Allí terminó el imperio de los aztecas y nació Nueva España. Un nuevo mundo. Un mundo mestizo, como el hijo de Cortés y doña Marina. Un mundo  que aun habría de conocer muchos prodigios. Desde allí, nuevas expediciones serían enviadas hacia Yucatán y más al sur, hacia el territorio maya, y hacia el pacífico y el país de los tarascos. Toda aquella tierra quedó sometida  a la corona de Castilla, y por tanto al emperador Carlos. Cortés se hizo Capitán General de la Nueva España, y regresó rico a la península. Hubo más gobernadores primero y luego virreyes. Algunos enviados desde la península. Otros, indígenas cristianizados y bautizados, educados entre dos mundos. El emperador pidió conocer a sus nuevos súbditos, y fue entonces cuando se recopilaron los principales códices aztecas, realizados por artistas locales y glosados por frailes para explicar las bellas imágenes por ellos realizadas. SE abrieron universidades y se estudiaron las lenguas indígenas, sobre todo el náhuatl, que fue bien comprendido y utilizado por los frailes enviados a evangelizar.
Un nuevo mundo
Cortés se convirtió en leyenda, como también lo hicieron doña Marina, Alvarado, Gonzalo de Sandoval, Bernal Díaz,   Moctezuma y Cuauhtémoc, y los mexicas, y los tlascaltecas.

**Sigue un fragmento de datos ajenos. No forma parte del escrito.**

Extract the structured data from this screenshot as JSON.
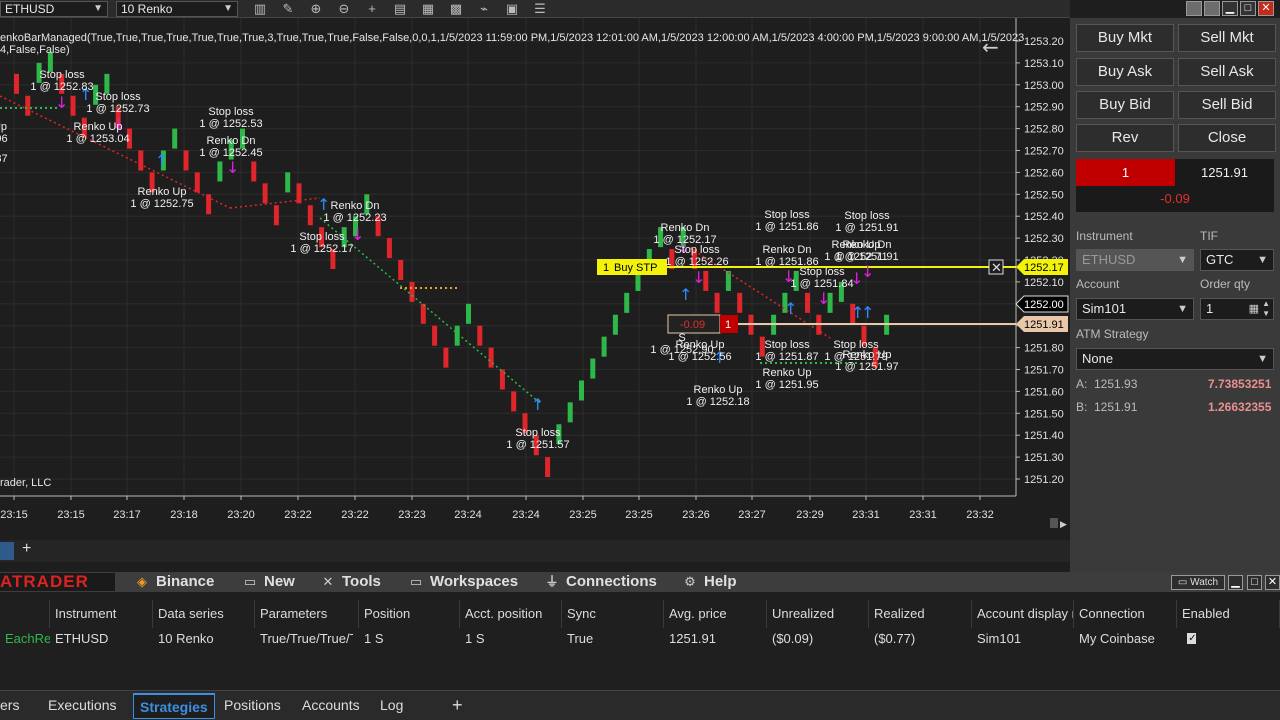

Los templos antiguos fueron transformados en iglesias y los dioses antiguos, olvidados. Y aquel continente fue dado al mundo con sus prodigios y sus riquezas, que de mano del imperio español fueron llevados por casi todo el mundo y cambiaron la vida de millones de personas. No solo oro. El oro fue pronto malgastado por los reyes en sus guerras entre parientes. Hablamos de riquezas aparentemente humildes, pero que sin duda cambiaron la historia,  como el cacao, el maíz, el tomate, la patata, que tantas vidas salvaron.
Ha sido mucho lo que se ha escrito sobre Cortés y sus actos, pero pocos son los que han leído realmente su relato, o el de sus hombres, como Bernal Díaz. En sus páginas podremos encontrar, además de los actos de valor de unos y otros, el asombro y la admiración que aquellos pueblos les causaron. No encontraremos jamás una mala palabra o un desprecio.  Más bien al contrario: veremos asombro, admiración y respeto. Y sobre todo, como siempre debemos hacer, podremos juzgar por nosotros mismos.